As an exercise to warm up with, I can see how limited lines can be beneficial. I do also appreciate an artist who focuses their style on just limited lines, especially if they are skilfully done in one continues line! For me, it makes me feel as though I'm not very well rehearsed in the technique, and in fact not very good.

The image above is my first mini test of reducing lines. Does reducing lines mean they have to be clean, non sketchy illustrations? Like the sketch on the left for example. It's a style I don't know how you can push, but I guess what matters is how often your tool lifts from the paper?

It's fun as a warm up, to get your eye and hand in sync and to cooperate together. I just still can't help but feel the idea of using this in my daily practice would leave me feeling unhappy, like I gave little effort to a drawing.

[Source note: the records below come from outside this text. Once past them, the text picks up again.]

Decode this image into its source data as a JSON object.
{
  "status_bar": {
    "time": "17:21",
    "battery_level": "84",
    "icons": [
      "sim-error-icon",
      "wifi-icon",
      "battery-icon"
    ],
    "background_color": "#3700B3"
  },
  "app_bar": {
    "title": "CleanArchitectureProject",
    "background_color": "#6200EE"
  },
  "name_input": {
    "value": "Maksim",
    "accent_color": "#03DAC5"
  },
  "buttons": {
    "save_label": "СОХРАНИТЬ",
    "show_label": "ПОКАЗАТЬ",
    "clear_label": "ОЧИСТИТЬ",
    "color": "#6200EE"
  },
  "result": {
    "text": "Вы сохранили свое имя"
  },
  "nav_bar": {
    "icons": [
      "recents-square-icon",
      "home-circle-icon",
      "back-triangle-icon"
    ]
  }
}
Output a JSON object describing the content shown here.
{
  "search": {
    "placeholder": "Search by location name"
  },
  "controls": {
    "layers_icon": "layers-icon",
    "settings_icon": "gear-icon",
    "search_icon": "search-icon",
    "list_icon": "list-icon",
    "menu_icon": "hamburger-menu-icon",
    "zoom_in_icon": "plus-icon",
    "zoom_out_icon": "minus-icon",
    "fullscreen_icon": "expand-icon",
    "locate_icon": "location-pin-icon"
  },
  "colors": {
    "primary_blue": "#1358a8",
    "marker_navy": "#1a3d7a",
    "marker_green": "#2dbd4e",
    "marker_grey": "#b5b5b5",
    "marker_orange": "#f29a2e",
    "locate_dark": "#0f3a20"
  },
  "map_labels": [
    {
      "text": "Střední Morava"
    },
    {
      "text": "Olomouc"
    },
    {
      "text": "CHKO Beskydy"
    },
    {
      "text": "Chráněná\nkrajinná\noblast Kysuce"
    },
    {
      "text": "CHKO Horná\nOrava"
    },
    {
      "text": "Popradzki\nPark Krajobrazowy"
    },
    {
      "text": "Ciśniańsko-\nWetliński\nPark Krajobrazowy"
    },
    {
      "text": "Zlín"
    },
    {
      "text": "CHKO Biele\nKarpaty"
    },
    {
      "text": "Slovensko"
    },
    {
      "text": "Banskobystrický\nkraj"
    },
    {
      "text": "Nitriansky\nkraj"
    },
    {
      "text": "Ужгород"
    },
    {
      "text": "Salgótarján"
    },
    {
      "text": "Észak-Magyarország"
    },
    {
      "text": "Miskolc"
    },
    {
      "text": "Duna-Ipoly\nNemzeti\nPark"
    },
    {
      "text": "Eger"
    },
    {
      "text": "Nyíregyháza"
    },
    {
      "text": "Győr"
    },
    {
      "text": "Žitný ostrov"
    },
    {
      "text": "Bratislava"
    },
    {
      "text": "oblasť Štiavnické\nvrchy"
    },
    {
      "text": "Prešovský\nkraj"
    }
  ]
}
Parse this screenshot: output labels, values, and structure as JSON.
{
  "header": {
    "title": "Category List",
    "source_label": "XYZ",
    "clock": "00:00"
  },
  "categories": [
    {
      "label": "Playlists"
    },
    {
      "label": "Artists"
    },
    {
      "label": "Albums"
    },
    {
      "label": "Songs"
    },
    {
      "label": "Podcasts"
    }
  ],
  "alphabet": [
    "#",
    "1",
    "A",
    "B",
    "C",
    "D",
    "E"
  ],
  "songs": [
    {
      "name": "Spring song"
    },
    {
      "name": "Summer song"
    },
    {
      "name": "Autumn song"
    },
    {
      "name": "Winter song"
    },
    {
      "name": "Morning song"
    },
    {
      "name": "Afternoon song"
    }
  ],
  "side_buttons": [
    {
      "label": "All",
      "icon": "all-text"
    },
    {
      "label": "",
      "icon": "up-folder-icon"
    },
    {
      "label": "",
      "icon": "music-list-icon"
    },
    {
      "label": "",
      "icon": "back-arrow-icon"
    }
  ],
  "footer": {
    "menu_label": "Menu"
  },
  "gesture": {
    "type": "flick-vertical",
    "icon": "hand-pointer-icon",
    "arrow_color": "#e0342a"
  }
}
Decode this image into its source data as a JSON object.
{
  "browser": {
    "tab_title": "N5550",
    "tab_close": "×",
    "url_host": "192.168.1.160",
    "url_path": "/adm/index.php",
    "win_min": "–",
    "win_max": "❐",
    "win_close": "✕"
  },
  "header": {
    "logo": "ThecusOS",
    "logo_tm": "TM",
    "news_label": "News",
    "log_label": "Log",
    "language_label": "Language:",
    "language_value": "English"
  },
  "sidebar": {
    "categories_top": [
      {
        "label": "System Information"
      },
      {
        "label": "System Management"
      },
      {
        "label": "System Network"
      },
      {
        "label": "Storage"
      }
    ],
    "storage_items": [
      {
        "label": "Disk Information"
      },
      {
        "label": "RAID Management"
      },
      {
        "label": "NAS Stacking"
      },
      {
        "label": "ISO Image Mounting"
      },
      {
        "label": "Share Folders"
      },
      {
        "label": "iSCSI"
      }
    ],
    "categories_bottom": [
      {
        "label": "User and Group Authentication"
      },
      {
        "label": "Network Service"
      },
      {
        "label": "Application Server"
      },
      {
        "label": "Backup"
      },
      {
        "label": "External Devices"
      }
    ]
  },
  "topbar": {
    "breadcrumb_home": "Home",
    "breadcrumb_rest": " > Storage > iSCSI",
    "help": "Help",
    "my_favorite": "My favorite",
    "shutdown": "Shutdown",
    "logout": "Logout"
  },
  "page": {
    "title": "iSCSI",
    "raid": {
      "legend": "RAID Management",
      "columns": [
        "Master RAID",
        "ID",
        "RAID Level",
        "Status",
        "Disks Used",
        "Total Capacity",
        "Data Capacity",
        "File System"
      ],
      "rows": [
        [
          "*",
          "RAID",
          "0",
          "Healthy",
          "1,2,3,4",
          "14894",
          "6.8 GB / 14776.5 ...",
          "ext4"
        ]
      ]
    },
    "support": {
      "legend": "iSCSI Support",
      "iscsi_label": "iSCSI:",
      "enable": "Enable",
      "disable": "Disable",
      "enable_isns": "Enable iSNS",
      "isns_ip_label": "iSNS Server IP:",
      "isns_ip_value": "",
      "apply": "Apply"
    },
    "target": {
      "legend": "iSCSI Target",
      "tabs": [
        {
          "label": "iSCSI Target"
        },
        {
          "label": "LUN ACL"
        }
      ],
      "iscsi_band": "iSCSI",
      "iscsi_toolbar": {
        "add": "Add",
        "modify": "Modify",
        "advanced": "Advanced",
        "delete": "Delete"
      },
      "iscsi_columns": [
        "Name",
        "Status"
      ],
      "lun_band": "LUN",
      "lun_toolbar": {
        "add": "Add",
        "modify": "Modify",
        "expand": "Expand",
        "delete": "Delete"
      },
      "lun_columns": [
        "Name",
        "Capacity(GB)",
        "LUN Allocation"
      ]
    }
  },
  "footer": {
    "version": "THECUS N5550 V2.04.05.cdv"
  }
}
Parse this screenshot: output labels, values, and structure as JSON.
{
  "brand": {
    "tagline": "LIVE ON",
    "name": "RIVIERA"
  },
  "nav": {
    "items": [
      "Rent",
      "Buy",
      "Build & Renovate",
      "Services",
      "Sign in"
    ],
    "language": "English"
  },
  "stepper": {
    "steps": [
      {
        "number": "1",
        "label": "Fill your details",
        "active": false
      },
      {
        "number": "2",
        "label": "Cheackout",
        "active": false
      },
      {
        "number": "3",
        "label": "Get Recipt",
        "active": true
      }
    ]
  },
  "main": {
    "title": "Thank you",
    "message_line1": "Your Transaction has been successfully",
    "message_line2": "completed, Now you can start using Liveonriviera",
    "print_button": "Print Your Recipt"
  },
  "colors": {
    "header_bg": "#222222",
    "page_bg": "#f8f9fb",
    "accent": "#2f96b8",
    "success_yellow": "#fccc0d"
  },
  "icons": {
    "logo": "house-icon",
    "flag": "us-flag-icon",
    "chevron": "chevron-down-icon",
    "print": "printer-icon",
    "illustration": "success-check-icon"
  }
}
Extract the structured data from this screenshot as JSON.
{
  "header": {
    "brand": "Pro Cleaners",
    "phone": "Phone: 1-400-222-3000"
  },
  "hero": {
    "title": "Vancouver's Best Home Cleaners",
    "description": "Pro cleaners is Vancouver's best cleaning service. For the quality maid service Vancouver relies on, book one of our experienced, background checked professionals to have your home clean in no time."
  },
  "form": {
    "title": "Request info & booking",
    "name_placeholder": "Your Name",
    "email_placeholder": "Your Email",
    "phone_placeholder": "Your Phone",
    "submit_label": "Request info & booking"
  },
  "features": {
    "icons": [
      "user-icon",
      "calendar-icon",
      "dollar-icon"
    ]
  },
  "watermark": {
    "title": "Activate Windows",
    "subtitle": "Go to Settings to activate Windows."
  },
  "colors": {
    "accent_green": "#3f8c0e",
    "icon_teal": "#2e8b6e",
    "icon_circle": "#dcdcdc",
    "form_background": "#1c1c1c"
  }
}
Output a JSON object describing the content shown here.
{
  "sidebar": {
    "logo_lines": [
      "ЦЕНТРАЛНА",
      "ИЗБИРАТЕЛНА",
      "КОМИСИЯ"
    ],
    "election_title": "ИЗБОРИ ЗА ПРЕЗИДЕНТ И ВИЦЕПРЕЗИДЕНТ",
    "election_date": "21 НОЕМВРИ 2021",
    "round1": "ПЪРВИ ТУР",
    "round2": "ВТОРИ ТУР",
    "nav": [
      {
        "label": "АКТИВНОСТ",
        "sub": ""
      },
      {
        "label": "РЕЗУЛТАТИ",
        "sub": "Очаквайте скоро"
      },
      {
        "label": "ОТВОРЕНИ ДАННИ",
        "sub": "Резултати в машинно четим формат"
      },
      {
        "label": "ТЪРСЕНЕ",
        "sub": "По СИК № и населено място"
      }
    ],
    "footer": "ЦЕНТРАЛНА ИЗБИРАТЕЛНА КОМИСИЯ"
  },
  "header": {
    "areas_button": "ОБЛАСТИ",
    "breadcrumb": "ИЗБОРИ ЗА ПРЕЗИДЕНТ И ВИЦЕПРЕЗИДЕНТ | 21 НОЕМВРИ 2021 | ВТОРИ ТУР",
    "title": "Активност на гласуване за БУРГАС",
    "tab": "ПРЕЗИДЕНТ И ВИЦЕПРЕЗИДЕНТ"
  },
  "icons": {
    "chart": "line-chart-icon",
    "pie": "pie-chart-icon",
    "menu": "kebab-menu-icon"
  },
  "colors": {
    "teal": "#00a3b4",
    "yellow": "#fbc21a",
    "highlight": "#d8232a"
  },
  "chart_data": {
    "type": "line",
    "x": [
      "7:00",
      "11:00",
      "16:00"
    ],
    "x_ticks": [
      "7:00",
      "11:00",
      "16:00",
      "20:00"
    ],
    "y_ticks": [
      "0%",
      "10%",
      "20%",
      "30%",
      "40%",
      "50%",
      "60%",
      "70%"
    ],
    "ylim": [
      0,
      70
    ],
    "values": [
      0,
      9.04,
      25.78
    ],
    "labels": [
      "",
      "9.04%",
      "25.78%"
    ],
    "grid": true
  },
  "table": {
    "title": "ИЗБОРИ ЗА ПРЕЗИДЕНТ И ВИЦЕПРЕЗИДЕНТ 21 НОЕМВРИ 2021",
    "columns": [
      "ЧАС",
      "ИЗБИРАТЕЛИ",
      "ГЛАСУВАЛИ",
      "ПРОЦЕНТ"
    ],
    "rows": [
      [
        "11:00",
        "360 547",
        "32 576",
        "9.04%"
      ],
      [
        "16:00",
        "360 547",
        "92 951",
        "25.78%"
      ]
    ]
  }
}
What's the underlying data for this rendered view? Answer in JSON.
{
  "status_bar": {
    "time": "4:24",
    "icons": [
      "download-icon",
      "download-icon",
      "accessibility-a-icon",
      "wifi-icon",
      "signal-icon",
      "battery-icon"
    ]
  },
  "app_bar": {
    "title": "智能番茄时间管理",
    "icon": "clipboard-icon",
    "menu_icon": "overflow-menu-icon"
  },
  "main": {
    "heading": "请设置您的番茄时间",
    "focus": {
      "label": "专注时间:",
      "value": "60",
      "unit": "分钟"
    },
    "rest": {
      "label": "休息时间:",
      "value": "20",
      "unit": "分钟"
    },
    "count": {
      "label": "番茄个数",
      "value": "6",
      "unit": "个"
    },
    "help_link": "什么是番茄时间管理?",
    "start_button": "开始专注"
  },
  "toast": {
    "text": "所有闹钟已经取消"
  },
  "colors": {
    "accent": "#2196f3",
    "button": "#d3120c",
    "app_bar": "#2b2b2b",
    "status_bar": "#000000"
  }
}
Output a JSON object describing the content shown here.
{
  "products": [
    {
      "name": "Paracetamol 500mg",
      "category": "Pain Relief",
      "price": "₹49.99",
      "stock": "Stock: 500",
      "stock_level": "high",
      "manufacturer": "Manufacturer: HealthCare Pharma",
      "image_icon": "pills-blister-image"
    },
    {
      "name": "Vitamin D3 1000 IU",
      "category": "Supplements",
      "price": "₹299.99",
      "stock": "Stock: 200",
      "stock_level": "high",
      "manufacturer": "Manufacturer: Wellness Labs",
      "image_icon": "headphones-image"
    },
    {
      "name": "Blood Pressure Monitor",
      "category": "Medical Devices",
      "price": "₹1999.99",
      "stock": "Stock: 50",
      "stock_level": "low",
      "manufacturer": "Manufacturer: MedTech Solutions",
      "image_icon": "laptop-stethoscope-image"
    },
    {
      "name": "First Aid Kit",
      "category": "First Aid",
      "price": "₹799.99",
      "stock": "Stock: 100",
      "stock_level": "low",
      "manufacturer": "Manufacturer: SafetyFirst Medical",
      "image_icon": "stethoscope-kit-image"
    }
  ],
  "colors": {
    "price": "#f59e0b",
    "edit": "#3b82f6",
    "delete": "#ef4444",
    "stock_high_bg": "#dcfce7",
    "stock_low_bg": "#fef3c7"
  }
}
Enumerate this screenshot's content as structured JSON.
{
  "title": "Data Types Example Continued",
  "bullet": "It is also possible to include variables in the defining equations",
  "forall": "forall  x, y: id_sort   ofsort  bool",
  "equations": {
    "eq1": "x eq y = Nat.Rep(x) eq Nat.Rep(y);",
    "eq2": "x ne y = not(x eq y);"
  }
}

Image above left was an attempt to keep the pen on paper as long as possible before lifting it. In a way I treated this as a sketch, working out proportions as I moved the pen around. Using the light / dark contour to make purposeful marks in the image which helped getting the pen in different areas, which I think adds more interest and depth in the image. I find this was a successful attempt and one I would have continued with had there been the space to do so.

Image above right took a different approach which lead to using more lines. Although more simple in the form and less accurate, the amount of lines used increased dramatically. I'm not really sure if it is successful by any means, however I guess the practise gave confidence in make decisions for where to draw.

My final attempt I decided to try and fit the entire model in by only focusing on the outline. I wanted to train my eye to follow the silhouette rather than be distracted of the details within. I'm pleased with the result as I feel the proportions are correct on the eye, and you can work out what the subject is. This would be a good base for experimenting with colour through abstract painting or even collage.